Brilliant Kris-Ann battles through sickle cell pain - Student excited after top PEP placement
Twelve-year-old Kris-Ann Martin suffers from sickle cell disease, which causes her to be absent from school very often. She sometimes spends weeks in hospital, getting treatment for the debilitating illness.
Martin, however, has managed to defy the odds, and was successfully placed at Wolmer's Girls' School, following strong performances in the Primary Exit Profile (PEP) exams.
With no final exams for PEP this year, due to the coronavirus, sixth-graders were assessed using the Grade Four Numeracy and Literacy exams sat in 2018, the Grade Five Performance Task exams of 2019, as well as the ability test done in February this year. Kris-Ann, who lives with her mother and her four older siblings in Kitson Town, St Catherine, did very well in components in which she was tested, and was placed at her school of first choice.
"I feel so good, it's just so exciting. Thanks be to God," said Martin, who attended the Angels Primary School. Before this excitement, Kris-Ann was admitted to the hospital in January, just a month before sitting the ability test.
She also sat her Grade Four Literacy and Numeracy exams one day after leaving hospital, where she was admitted for a month. Despite the adversities, Tamika Wilson, Kris-Ann 's mother, has always believed in her daughter's ability to do well.
"When I got the results, I was not surprised because I know Kris-Ann can do her work," Wilson said.
Sickle-cell disease is a hereditary blood disorder caused by an abnormality which affects red blood cells. Both of Kris-Ann's parents have the sickle-cell trait.
Because of the pain associated with the disease, sickle-cell patients like Kris-Ann are often unable to be as involved in physical activities such as sports.
"Sometimes I can't walk, I feel pain in my knee and in my chest. I feel left out sometimes because I can't do any type of sports, and I love track and field. I can't run because I'll get short of breath," explained Kris-Ann.
But, she is still able to maintain good grades at school as her teachers and family members often lend support. Her mother ensures that her pain medication, Cataflam, and antibiotics are always stocked in the house.
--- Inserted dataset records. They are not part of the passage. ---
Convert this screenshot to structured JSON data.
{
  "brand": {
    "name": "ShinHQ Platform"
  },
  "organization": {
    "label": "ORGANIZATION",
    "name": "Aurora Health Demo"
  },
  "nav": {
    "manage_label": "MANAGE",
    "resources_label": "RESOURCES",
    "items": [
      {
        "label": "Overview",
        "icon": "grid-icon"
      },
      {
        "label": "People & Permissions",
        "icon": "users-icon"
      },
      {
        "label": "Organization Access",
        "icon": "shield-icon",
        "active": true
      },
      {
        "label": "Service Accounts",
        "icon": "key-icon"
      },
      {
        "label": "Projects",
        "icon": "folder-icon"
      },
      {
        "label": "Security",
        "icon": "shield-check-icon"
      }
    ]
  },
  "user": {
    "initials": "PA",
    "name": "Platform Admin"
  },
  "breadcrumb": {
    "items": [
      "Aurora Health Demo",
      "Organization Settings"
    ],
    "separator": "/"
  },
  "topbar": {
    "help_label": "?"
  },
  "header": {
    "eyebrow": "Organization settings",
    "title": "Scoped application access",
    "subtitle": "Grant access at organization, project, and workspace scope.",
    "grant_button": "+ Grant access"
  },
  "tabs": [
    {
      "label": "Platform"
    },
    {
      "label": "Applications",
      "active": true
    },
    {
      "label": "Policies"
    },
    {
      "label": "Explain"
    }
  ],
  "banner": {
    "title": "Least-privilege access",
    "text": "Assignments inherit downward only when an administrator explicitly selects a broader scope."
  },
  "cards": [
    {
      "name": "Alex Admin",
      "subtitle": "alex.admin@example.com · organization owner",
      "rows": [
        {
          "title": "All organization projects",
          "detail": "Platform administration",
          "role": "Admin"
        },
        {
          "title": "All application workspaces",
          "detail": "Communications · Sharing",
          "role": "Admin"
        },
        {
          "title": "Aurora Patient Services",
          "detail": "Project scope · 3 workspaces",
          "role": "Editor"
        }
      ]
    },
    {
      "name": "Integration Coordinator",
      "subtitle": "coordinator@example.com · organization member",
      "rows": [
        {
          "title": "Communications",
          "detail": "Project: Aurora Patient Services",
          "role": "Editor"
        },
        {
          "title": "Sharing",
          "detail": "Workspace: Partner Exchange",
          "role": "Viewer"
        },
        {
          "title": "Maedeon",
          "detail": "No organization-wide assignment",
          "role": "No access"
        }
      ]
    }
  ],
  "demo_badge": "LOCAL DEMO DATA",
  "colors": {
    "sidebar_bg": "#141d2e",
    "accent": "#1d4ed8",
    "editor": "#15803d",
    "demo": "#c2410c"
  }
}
Her siblings would visit her while she is in the hospital and her teachers ensured she receives notes and assignments while she was out of school.
Her mother ensures that she is always taken to her three-month check-up at the Sickle Cell Unit at the University Hospital of the West Indies.
Kris-Ann is eager to begin her new chapter at Wolmer's, and hopes she will be able to play volleyball and do swimming. She aspires to become a pathologist or pharmacologist.